SXSW review: Go Back to China is a delightful time


Emily Ting’s Go Back to China is a hilarious tale of generational resentment, feminine competition, and individuality you’ll love.

Discovering a new voice in cinema is one of the unsung joys of film criticism, and director Emily Ting is a voice you should listen to. On the surface, her latest feature Go Back to China will draw comparisons to Crazy Rich Asians, but it perfectly fits into the panoply of amazing American cinema with Asian-American leads (which also includes the likes of Searching and the upcoming The Farewell). Go Back to China is a pastel-coated confection that deals with familial resentment and feminine autonomy in ways that are relatable and lively to watch.

YouTube star Anna Akana plays Sasha Li, a spoiled Chinese-American who spends her days hunting for jobs in the fashion world and partying at night. When her father cuts her off, she’s forced to “go back to China” and work in the family toy factory.

Emphasizing the universality of film and its stories, it’d be easy to watch Go Back to China and see where it could be made with an all-white cast. Sasha Li is no different from Elle Woods or Veruca Salt in that she has little interest in actually finding out who she is. Turned down for countless interviews due to her lack of job experience, Sasha drowns her problems in parties where her popularity acts as currency. But when Sasha bumps into a woman who insults her with the line from the title it’s evident why casting this with an Asian lead is so important.

Akana is more than just utterly gorgeous, she’s incredibly fearless and spunky. Sasha starts out the film rocking cool clothes and a “screw you” attitude that Akana nails with little more than an eyebrow raise. Once she’s stuck with her Chinese family, the tables turn and Akana must reign in the performance and show a complete transition as Sasha moves from princess to entrepreneur.

Ting’s story is all about a woman finding out who she is and what she’s good at. As Sasha starts discovering her love for designing toys, Akana’s entire attitude changes. There’s a lightness around her as she becomes passionate about what she’s doing. Her interactions with the other members of her family, including her half-sister, Carol (earnestly played by Lynn Chen) and her father’s young mistress, Lulu (Kendy Cheung) are vibrant.

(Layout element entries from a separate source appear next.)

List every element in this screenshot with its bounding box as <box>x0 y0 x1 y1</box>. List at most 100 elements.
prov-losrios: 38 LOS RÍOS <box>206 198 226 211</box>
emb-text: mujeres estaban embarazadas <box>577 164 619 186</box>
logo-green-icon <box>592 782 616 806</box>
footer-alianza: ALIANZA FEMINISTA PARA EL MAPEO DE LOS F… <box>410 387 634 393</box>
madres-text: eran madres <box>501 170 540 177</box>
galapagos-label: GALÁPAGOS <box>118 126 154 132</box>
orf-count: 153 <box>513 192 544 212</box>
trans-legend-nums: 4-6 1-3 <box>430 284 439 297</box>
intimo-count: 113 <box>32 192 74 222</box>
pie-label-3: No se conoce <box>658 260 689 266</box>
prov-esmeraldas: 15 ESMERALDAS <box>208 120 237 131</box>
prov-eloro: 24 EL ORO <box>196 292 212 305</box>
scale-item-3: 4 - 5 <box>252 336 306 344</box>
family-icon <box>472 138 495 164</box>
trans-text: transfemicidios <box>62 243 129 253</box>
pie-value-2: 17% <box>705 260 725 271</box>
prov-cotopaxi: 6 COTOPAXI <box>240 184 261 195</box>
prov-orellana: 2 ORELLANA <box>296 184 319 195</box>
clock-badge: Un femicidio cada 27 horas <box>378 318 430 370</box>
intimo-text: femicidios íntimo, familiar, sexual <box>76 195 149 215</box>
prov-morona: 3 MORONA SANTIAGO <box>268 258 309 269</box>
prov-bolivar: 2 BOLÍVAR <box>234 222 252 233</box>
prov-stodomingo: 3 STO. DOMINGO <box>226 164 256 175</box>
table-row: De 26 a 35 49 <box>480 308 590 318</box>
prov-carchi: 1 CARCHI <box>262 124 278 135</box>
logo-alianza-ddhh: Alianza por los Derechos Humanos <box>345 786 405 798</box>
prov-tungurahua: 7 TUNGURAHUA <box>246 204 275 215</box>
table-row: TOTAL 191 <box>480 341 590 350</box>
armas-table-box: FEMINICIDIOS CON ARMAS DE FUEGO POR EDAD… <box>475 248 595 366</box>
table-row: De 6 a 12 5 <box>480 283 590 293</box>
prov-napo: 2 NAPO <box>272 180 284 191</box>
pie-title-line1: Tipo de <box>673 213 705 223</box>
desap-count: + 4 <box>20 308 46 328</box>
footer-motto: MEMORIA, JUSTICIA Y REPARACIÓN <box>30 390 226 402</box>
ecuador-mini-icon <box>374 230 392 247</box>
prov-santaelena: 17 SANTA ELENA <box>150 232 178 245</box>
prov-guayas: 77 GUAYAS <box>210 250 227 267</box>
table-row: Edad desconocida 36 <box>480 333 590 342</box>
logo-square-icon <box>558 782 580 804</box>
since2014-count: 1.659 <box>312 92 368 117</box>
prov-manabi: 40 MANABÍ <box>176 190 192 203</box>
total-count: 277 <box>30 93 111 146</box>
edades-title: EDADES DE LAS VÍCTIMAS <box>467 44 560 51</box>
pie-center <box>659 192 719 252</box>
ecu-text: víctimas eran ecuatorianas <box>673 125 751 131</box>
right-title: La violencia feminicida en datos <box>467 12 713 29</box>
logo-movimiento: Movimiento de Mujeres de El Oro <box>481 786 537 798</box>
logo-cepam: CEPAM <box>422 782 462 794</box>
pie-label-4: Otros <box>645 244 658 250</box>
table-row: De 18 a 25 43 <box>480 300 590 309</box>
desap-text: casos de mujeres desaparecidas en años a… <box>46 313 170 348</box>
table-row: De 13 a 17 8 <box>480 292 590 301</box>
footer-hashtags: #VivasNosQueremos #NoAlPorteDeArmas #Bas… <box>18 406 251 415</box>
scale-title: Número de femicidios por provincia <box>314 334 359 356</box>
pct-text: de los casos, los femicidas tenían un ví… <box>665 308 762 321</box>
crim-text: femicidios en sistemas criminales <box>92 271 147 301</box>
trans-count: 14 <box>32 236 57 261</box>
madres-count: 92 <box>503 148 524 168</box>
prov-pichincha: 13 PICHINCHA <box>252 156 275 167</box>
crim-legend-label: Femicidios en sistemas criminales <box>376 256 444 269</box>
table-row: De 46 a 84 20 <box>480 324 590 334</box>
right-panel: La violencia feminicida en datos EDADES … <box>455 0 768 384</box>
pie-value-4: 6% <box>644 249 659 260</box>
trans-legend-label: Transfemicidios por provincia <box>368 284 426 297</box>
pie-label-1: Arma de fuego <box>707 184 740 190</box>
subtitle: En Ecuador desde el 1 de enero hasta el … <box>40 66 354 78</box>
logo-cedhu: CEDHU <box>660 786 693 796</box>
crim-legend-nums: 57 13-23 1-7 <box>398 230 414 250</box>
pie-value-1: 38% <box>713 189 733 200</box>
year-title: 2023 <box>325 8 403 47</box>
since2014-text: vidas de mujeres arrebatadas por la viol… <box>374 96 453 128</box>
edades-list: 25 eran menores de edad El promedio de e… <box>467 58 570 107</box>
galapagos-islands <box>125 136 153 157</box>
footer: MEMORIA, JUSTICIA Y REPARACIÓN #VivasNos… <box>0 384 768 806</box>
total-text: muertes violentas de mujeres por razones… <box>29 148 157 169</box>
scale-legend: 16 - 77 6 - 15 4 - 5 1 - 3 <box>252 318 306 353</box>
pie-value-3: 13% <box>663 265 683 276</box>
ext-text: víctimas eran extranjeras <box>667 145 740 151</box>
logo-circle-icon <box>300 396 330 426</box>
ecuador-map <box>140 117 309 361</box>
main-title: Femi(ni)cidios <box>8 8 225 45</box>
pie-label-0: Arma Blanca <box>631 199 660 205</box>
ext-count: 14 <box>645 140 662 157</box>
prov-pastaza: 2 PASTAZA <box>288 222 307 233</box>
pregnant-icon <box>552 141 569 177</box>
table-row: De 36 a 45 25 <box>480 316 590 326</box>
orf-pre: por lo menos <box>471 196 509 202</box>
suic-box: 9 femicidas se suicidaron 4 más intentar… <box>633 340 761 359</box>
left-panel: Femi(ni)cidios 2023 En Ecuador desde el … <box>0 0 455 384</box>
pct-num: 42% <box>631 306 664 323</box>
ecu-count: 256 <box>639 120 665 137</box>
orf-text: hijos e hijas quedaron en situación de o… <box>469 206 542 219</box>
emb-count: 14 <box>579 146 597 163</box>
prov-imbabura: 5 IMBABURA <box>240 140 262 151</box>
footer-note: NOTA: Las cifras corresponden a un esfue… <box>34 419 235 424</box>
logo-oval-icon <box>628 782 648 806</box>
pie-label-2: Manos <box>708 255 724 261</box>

Ting, who acts as director and writer, tells a story that shows how families are alike and, like Crazy Rich Asians, she emphasizes the extremities of wealth disparity. Sasha is more than comfortable in her L.A. home, funded by her father, and even when she arrives in the Shenzhen province where her family lives, it’s obvious they’re wealthy. Yet Ting uses this central conceit of wealth to examine the need to accumulate money as a form of familial love and respect. Sasha’s father, played with a barrage of emotions including hostility and sadness by Richard Ng, reiterates time and again that he’s done everything for his family.

Based on the fabulous production design, compliments of Adri Siriwatt, there’s an aristocratic vibe to his home, and as Sasha spends more time with the company’s employees, it’s evident that her father has become the boss everyone hates.

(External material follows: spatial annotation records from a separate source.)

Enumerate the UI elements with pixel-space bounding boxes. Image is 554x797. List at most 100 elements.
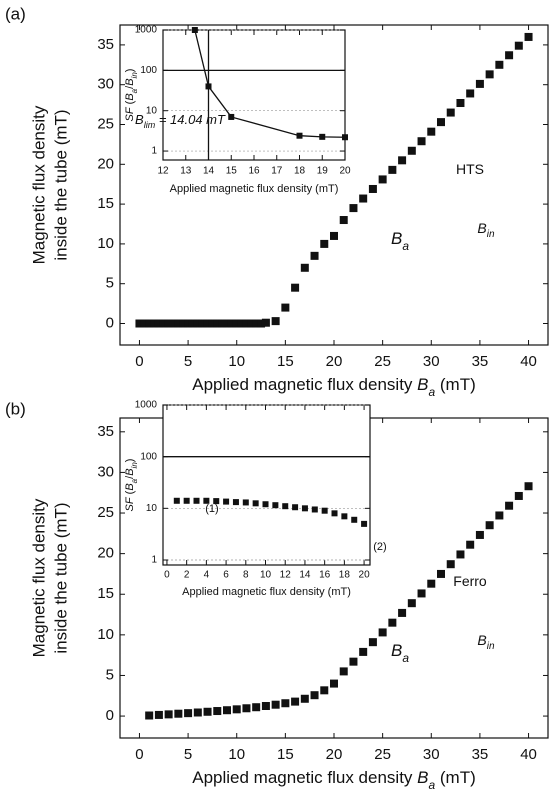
y-tick-label: 0 bbox=[106, 707, 114, 724]
data-point bbox=[300, 694, 309, 703]
data-point bbox=[174, 709, 183, 718]
data-point bbox=[427, 579, 436, 588]
x-tick-label: 25 bbox=[374, 746, 391, 763]
x-tick-label: 16 bbox=[248, 166, 260, 177]
text-part: B bbox=[391, 641, 402, 660]
text-part: a bbox=[130, 478, 139, 483]
data-point bbox=[208, 319, 217, 328]
data-point bbox=[223, 706, 231, 715]
data-point bbox=[495, 511, 504, 520]
data-point bbox=[320, 686, 329, 695]
plot-frame bbox=[162, 404, 371, 566]
text-part: SF bbox=[124, 106, 136, 121]
data-point bbox=[184, 319, 193, 328]
x-tick-label: 0 bbox=[135, 746, 143, 763]
data-point bbox=[203, 707, 212, 716]
data-point bbox=[475, 79, 484, 88]
data-point bbox=[179, 319, 188, 328]
text-part: B bbox=[124, 78, 136, 85]
plot-frame bbox=[162, 29, 346, 161]
data-point bbox=[446, 108, 455, 117]
x-tick-label: 30 bbox=[423, 746, 440, 763]
y-tick-label: 25 bbox=[97, 115, 114, 132]
x-tick-label: 10 bbox=[228, 746, 245, 763]
data-point bbox=[524, 32, 533, 41]
data-point bbox=[524, 482, 533, 491]
panel-label: (a) bbox=[5, 4, 26, 23]
data-point bbox=[145, 319, 154, 328]
x-tick-label: 5 bbox=[184, 746, 192, 763]
y-axis-title: SF (Ba/Bin) bbox=[124, 69, 139, 122]
data-point bbox=[505, 501, 514, 510]
data-point bbox=[262, 501, 269, 508]
data-point bbox=[407, 599, 416, 608]
text-part: / bbox=[124, 475, 136, 479]
data-point bbox=[310, 691, 319, 700]
data-point bbox=[193, 497, 200, 504]
data-point bbox=[173, 497, 180, 504]
data-point bbox=[417, 137, 426, 146]
text-part: a bbox=[402, 651, 409, 665]
data-point bbox=[514, 41, 523, 50]
data-point bbox=[320, 239, 329, 248]
annotation: Ferro bbox=[453, 573, 487, 589]
x-tick-label: 16 bbox=[319, 570, 331, 581]
data-point bbox=[159, 319, 168, 328]
data-point bbox=[359, 647, 368, 656]
x-tick-label: 35 bbox=[472, 353, 489, 370]
text-part: a bbox=[402, 239, 409, 253]
x-tick-label: 2 bbox=[184, 570, 190, 581]
panel-label: (b) bbox=[5, 399, 26, 418]
data-point bbox=[466, 89, 475, 98]
text-part: in bbox=[130, 462, 139, 469]
data-point bbox=[466, 540, 475, 549]
text-part: (1) bbox=[205, 503, 218, 515]
data-point bbox=[198, 319, 207, 328]
text-part: ( bbox=[124, 100, 136, 107]
data-point bbox=[330, 231, 338, 240]
text-part: = 14.04 mT bbox=[155, 112, 226, 127]
data-point bbox=[232, 705, 241, 714]
data-point bbox=[223, 319, 231, 328]
series-line bbox=[194, 29, 346, 138]
data-point bbox=[388, 165, 397, 174]
data-point bbox=[311, 506, 318, 513]
data-point bbox=[271, 317, 280, 326]
annotation: Bin bbox=[477, 632, 495, 652]
text-part: / bbox=[124, 85, 136, 89]
text-part: in bbox=[487, 641, 495, 652]
annotation: Bin bbox=[477, 220, 495, 240]
data-point bbox=[252, 500, 259, 507]
data-point bbox=[135, 319, 144, 328]
data-point bbox=[218, 319, 227, 328]
y-axis-title: SF (Ba/Bin) bbox=[124, 459, 139, 512]
y-tick-label: 1000 bbox=[135, 25, 158, 36]
data-point bbox=[388, 618, 397, 627]
text-part: B bbox=[135, 112, 144, 127]
data-point bbox=[191, 27, 198, 33]
x-tick-label: 35 bbox=[472, 746, 489, 763]
data-point bbox=[407, 146, 416, 155]
data-point bbox=[281, 303, 290, 312]
x-tick-label: 15 bbox=[226, 166, 238, 177]
data-point bbox=[321, 507, 328, 514]
text-part: B bbox=[417, 375, 428, 394]
annotation: HTS bbox=[456, 161, 484, 177]
data-point bbox=[140, 319, 149, 328]
data-point bbox=[368, 638, 377, 647]
x-tick-label: 18 bbox=[339, 570, 351, 581]
x-tick-label: 18 bbox=[294, 166, 306, 177]
data-point bbox=[213, 319, 222, 328]
y-tick-label: 30 bbox=[97, 463, 114, 480]
data-point bbox=[252, 319, 261, 328]
x-tick-label: 14 bbox=[203, 166, 215, 177]
y-tick-label: 30 bbox=[97, 76, 114, 93]
y-tick-label: 15 bbox=[97, 585, 114, 602]
text-part: B bbox=[124, 468, 136, 475]
data-point bbox=[456, 99, 465, 108]
data-point bbox=[228, 113, 235, 120]
data-point bbox=[330, 679, 338, 688]
data-point bbox=[310, 251, 319, 260]
data-point bbox=[291, 283, 300, 292]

What’s fascinating with Ting’s script is how it shows the different social strata of China. There’s the factory bosses who have made a success of themselves and provided for their families, but aren’t willing to pay that forward. At the opposite end of the spectrum are the factory workers, many of whom are farmers who only see their children once a year.

Go Back to China will connect to anyone who’s believed their parents don’t understand them. Ting dives deep into the lives of her characters, giving all of them purpose and emotions. Even characters you hate still possess redeeming qualities; they’re human and flawed. Add in a healthy dose of humor and one-liners and you have a family comedy that everyone will enjoy. Go Back to China and enjoy the trip!